Last modified 3 years ago

Possible data truncation and loss of information during Shapefile import

Reported by: Kosta Owned by: warmerdam
Priority: normal Milestone:
Component: OGR_SF Version: 1.5.0
Severity: critical Keywords: Shapefile, truncation
Cc:

Description

I would like to apply the attached patch to the Shapefile Driver in order to avoid loss or truncation of data during shapefile import.

The problem is: if a Shapefile specifies a column of type "N" (number) with a width larger than 10 digits, the data type is promoted to "double" (since "int32" can only represent 10 digits); but "double" values can only represent up to 15 or 16 digits; so this "double" promotion will result in loss of information if the original data has a width larger than 15 digits... [note: e.g., TeleAtlas use 30-digit numbers as unique IDs for some of their features!]

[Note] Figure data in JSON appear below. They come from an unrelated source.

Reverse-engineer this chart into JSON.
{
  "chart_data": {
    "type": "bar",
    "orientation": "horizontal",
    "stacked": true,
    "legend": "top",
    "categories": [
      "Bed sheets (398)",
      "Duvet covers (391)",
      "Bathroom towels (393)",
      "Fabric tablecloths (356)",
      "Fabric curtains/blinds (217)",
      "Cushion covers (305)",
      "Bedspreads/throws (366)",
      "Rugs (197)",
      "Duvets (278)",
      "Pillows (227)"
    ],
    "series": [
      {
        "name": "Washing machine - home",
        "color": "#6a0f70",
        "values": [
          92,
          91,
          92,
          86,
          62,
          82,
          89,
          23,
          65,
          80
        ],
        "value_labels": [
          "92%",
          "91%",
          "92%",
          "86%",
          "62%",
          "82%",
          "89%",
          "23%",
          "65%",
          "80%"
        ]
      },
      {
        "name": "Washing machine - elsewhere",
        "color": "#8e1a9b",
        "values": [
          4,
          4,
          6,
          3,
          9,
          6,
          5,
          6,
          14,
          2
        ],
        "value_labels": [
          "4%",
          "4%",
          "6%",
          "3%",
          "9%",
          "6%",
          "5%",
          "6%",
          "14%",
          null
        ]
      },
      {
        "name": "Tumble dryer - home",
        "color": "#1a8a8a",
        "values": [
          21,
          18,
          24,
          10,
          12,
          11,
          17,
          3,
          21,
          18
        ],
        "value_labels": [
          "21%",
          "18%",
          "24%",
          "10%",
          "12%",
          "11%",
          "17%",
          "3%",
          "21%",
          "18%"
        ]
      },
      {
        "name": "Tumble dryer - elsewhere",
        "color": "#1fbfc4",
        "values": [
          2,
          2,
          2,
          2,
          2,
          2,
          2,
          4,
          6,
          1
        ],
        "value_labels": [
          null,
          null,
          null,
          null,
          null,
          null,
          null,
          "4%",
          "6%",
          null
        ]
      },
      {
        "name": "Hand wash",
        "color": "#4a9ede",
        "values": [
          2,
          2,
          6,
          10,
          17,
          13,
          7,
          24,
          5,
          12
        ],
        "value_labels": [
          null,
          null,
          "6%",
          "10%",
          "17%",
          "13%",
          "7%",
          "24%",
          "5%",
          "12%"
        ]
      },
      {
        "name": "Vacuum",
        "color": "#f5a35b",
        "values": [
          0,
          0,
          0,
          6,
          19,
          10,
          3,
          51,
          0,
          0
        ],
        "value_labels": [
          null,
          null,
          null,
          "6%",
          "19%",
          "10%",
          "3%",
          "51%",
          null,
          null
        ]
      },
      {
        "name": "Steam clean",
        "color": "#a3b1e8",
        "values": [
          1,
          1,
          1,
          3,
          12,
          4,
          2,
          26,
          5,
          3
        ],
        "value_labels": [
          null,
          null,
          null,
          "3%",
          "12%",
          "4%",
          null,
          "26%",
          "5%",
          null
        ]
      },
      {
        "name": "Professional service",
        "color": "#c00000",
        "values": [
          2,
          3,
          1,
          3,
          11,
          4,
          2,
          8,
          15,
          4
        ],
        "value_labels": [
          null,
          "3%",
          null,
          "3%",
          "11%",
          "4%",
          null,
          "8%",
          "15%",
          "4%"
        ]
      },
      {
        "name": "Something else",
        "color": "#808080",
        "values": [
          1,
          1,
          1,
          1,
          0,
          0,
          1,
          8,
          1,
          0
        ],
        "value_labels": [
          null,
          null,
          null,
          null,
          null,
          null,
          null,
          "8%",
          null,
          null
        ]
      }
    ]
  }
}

The attached patch will promote "numbers":

  • with at least 1 decimal to "doubles",
  • with less than 11 digits to "ints", and
  • everything else to "strings",

avoiding loss or truncation of information.

Attachments

gdal-shapefile-datatype.patch Download (1.5 KB) - added by Kosta 5 years ago.

Change History

Changed 5 years ago by Kosta

Changed 5 years ago by rouault

This is the most often reported bug... See #2152, #1627, #1112, #933, #809

Changed 5 years ago by Kosta

  • keywords Shapefile, truncation added; Shapefile removed

OK, then this issue should be fixed somehow, asap.

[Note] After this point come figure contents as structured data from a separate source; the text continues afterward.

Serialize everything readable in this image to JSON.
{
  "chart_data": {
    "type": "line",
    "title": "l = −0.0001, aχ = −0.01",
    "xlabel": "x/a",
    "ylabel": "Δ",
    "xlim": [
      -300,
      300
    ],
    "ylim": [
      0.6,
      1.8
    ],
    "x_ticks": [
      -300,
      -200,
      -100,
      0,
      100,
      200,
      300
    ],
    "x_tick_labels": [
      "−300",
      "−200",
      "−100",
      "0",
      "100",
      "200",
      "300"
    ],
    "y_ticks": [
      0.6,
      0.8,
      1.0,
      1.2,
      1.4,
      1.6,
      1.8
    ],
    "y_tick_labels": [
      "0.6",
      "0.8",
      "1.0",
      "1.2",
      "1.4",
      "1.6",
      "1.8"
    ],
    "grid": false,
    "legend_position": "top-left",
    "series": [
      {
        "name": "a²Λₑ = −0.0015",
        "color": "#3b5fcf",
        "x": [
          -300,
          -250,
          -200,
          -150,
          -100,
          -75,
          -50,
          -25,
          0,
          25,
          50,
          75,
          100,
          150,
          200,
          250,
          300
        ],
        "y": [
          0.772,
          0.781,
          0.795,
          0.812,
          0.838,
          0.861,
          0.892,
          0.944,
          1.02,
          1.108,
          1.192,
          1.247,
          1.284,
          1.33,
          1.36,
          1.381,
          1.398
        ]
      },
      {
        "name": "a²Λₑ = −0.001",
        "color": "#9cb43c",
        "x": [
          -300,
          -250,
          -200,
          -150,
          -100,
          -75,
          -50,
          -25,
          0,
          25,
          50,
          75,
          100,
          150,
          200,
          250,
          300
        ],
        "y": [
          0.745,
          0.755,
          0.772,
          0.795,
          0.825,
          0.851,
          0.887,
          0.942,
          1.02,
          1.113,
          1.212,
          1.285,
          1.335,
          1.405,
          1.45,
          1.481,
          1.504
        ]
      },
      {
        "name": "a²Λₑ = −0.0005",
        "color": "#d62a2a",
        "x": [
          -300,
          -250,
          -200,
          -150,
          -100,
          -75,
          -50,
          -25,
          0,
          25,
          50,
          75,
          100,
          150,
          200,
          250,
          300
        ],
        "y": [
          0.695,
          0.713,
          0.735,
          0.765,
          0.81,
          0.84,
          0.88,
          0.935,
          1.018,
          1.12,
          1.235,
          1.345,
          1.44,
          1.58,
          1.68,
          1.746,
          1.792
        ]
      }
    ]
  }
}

The current implementation leads to data truncation and therefore to a loss of information. My proposed patch keeps all data around while reporting a wrong data type (btw, this is also already happening for integers with more than 10 digits, since these are promoted to another data type, i.e. "double", too).

I would prefer the second approach since the original data can be reconstructed by simply changing the data type...

Changed 5 years ago by warmerdam

  • milestone 1.5.2 deleted

I am not in favor of the proposed changed because of the disruption it would cause to applications expecting the values to be numeric (and for numeric query operations to work against them).

The correct fix is introducing 64bit integer column types in Shapelib and OGR. It is not clear when this will happen.

Changed 5 years ago by Kosta

But the introduction of 64-bit integer would even more disrupt existing applications, since they are not aware of 64-bit integers yet and cannot handle them.

And using 64-bit integer only solve the problem for numeric values up to 20(?) digits; for even larger numerics the problem would not be fixed at all.

Would it be possible/acceptable to return the full original data containing all digits if requested as "string" instead of "integer" or "double" (via  OGRFeature::GetFieldAsString())?

Changed 3 years ago by warmerdam

  • status changed from new to closed
  • resolution set to duplicate

I'm making #3615 the official ticket to address wide integer fields in dbf.

Note: See TracTickets for help on using tickets.